Large scale elucidation of the biological function.. (SarHyb)
Large scale elucidation of the biological functions of the Staphylococcal RNome in genetic hybrid systems
Start date: Sep 1, 2014,
End date: Aug 31, 2016
Every year in the European Union, an estimated 25000 patients die because of a serious resistant bacterial infection acquired in hospital. The bacterium Staphylococcus aureus is a main opportunistic pathogen responsible for food poisoning, skin infections and nosocomial infections. In the recent years, small ribonucleic acids (sRNAs) have attracted great interests as ubiquitous regulators. Some of them have been directly related to commitment of virulence of this species. However, a serious bottleneck in unraveling their biological roles is due to the difficulty in identifying targets of the RNome (any non-conventional RNA with regulatory functions). There is a strong and urgent need to propose and use novel technologies for target detections of the bacterial RNomes. SarHyb intends to identify the primary molecular targets of staphylococcal RNome with a multidisciplinary approach. Therefore, t will combine the use of novel bacterial genetic hybrid systems, molecular biology and biochemistry.

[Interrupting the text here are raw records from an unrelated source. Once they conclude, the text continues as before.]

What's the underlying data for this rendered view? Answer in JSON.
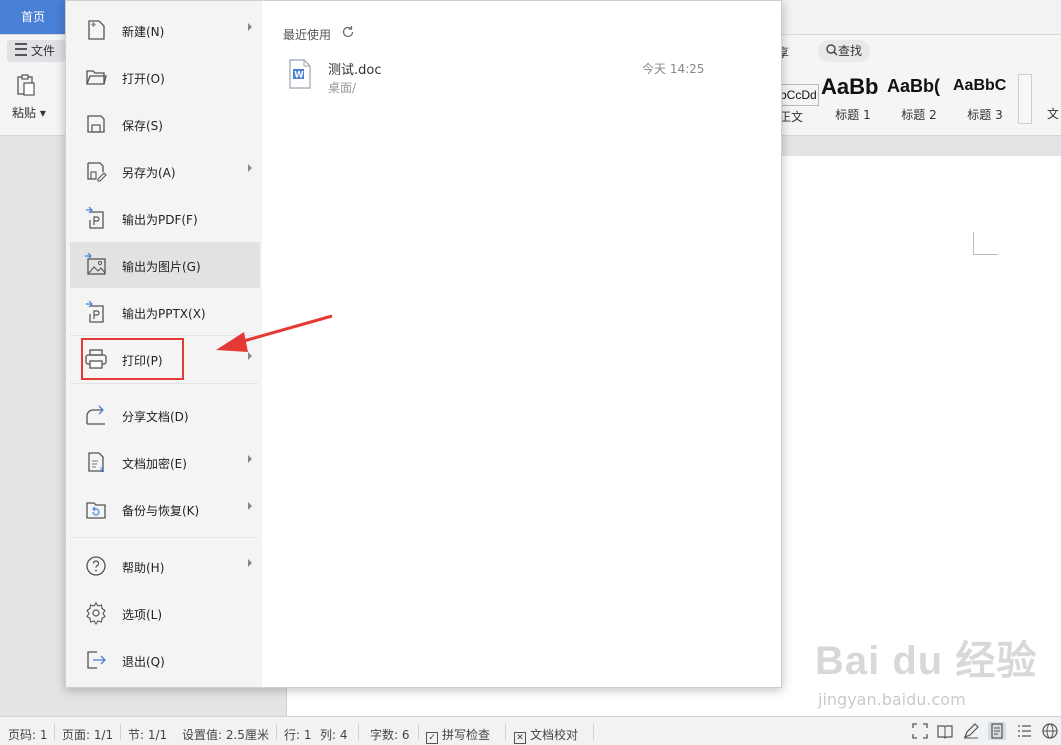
{
  "topbar": {
    "home_tab": "首页"
  },
  "ribbon": {
    "file_label": "文件",
    "paste_label": "粘贴",
    "share_label": "享",
    "find_label": "查找",
    "side_label": "文",
    "styles": [
      {
        "sample": "bCcDd",
        "name": "正文"
      },
      {
        "sample": "AaBb",
        "name": "标题 1"
      },
      {
        "sample": "AaBb(",
        "name": "标题 2"
      },
      {
        "sample": "AaBbC",
        "name": "标题 3"
      }
    ]
  },
  "file_menu": {
    "items": [
      {
        "label": "新建(N)",
        "icon": "new-doc-icon",
        "submenu": true
      },
      {
        "label": "打开(O)",
        "icon": "folder-open-icon",
        "submenu": false
      },
      {
        "label": "保存(S)",
        "icon": "save-icon",
        "submenu": false
      },
      {
        "label": "另存为(A)",
        "icon": "save-as-icon",
        "submenu": true
      },
      {
        "label": "输出为PDF(F)",
        "icon": "export-pdf-icon",
        "submenu": false
      },
      {
        "label": "输出为图片(G)",
        "icon": "export-image-icon",
        "submenu": false
      },
      {
        "label": "输出为PPTX(X)",
        "icon": "export-pptx-icon",
        "submenu": false
      },
      {
        "label": "打印(P)",
        "icon": "printer-icon",
        "submenu": true
      },
      {
        "label": "分享文档(D)",
        "icon": "share-icon",
        "submenu": false
      },
      {
        "label": "文档加密(E)",
        "icon": "encrypt-icon",
        "submenu": true
      },
      {
        "label": "备份与恢复(K)",
        "icon": "backup-icon",
        "submenu": true
      },
      {
        "label": "帮助(H)",
        "icon": "help-icon",
        "submenu": true
      },
      {
        "label": "选项(L)",
        "icon": "gear-icon",
        "submenu": false
      },
      {
        "label": "退出(Q)",
        "icon": "exit-icon",
        "submenu": false
      }
    ],
    "highlighted_item": "输出为图片(G)",
    "recent": {
      "title": "最近使用",
      "files": [
        {
          "name": "测试.doc",
          "path": "桌面/",
          "time": "今天 14:25"
        }
      ]
    }
  },
  "statusbar": {
    "page": "页码: 1",
    "pages": "页面: 1/1",
    "section": "节: 1/1",
    "setting": "设置值: 2.5厘米",
    "row": "行: 1",
    "col": "列: 4",
    "word_count": "字数: 6",
    "spell_check": "拼写检查",
    "doc_proof": "文档校对"
  },
  "watermark": {
    "main": "Bai du 经验",
    "sub": "jingyan.baidu.com"
  },
  "colors": {
    "accent": "#4a7fd6",
    "annotation": "#e53935"
  }
}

The researcher has an in depth expertise in the use or large-scale studies and yeast as a surrogate system which he used during his postdoctoral training at Yale University (USA). The main objective of SarHyb is to provide a list of prioritized sRNA candidates to target for the development of novel drug therapy directed against this pathogen. The transfer of knowledge from the researcher will consolidate the position of the host institution as a leader in Europe and worldwide in the use of hybrid-systems.Major Scientific findings expected during the course of the project include the development of the first bacterial hybrid systems devoted to RNA-target identification, an exhaustive list of mRNA and proteins directly regulated by sRNAs, and an in-depth understanding of the molecular signals allowing S. aureus to adapt to its environment. If successful, this ambitious research project will impact both basic and translational research at the European Union level.